Adelicia acklen biography of albert einstein
Adelicia Acklen - [1].
Andrew Johnson · Andrew Johnson National.
Adelicia Acklen, "the mistress of Belmont," was one of the wealthiest and most interesting women of the antebellum south. She was the daughter of Oliver Bliss Hayes , a prominent Nashville lawyer, judge, Presbyterian minister, land speculator, and cousin to President Rutherford B. Her mother was Sarah Clements Hightower Hayes — Born in Nashville, Tennessee in , she was engaged at age 17 to Alphonse Gibbs when he precipitously died.
Five years later in she married a year old wealthy cotton planter and slave-trader, Isaac Franklin. They were married for seven years with four children all died in childhood when Isaac died of a stomach virus while tending to his plantations in Louisiana. Adelicia was left with an inheritance of one million dollars that included seven Louisiana cotton plantations, the two-thousand-acre Fairvue Plantation in Gallatin, Tennessee, more than 50, acres of undeveloped land in Texas, stocks and bonds, and slaves.
See The Slaves of Isaac Franklin. Adelicia married her second husband, Colonel Joseph A. Acklen , in Joseph, a handsome attorney from Huntsville, Alabama, didn't quite sweep Adelicia off her feet; two days before they were to be married, Adelicia presented Joseph with a prenuptial agreement specifying that she would be sole owner and final authority over all the properties she brought into the marriage.
The couple began immediate construction of Belmont completed in , a twenty-thousand-square-foot summer villa, with 36 rooms, including an art gallery, conservatories, lavish gardens, aviary, lake and zoo. The Acklen's with their four surviving children two died in childhood lived a sumptuous lifestyle, traveling between Belmont in the summer and their Louisiana plantations in the winter.
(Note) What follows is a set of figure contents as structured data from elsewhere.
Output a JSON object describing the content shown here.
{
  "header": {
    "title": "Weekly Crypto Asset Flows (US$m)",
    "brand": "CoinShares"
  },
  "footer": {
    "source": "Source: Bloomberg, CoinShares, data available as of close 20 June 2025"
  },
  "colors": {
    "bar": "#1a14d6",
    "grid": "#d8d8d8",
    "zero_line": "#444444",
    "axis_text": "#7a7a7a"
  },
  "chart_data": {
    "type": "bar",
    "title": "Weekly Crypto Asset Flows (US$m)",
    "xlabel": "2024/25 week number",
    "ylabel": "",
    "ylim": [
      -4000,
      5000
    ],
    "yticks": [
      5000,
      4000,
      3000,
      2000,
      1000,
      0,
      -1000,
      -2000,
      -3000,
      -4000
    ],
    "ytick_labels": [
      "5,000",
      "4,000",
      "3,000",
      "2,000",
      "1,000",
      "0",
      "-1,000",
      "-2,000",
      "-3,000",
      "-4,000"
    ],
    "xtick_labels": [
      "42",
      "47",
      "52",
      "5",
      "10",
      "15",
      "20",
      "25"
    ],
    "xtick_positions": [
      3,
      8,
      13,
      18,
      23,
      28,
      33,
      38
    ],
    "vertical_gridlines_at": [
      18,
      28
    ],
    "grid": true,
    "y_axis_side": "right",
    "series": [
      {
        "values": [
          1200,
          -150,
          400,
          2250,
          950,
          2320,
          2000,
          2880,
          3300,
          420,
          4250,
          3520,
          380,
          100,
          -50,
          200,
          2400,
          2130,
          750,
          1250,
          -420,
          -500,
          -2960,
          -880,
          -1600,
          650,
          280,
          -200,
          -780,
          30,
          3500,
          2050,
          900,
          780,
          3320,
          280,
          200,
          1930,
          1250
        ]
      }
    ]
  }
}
Joseph was a superb businessman and plantation manager, who gave up his law practice to manage the family businesses, to triple his wife's fortune by Joseph died in at the Angola Plantation in Louisiana, age 47, a carriage accident during the Civil War, and shortly thereafter Adelicia journeyed to Louisiana in an attempt to save the nearly 3, bales of cotton stranded on the Acklen plantations.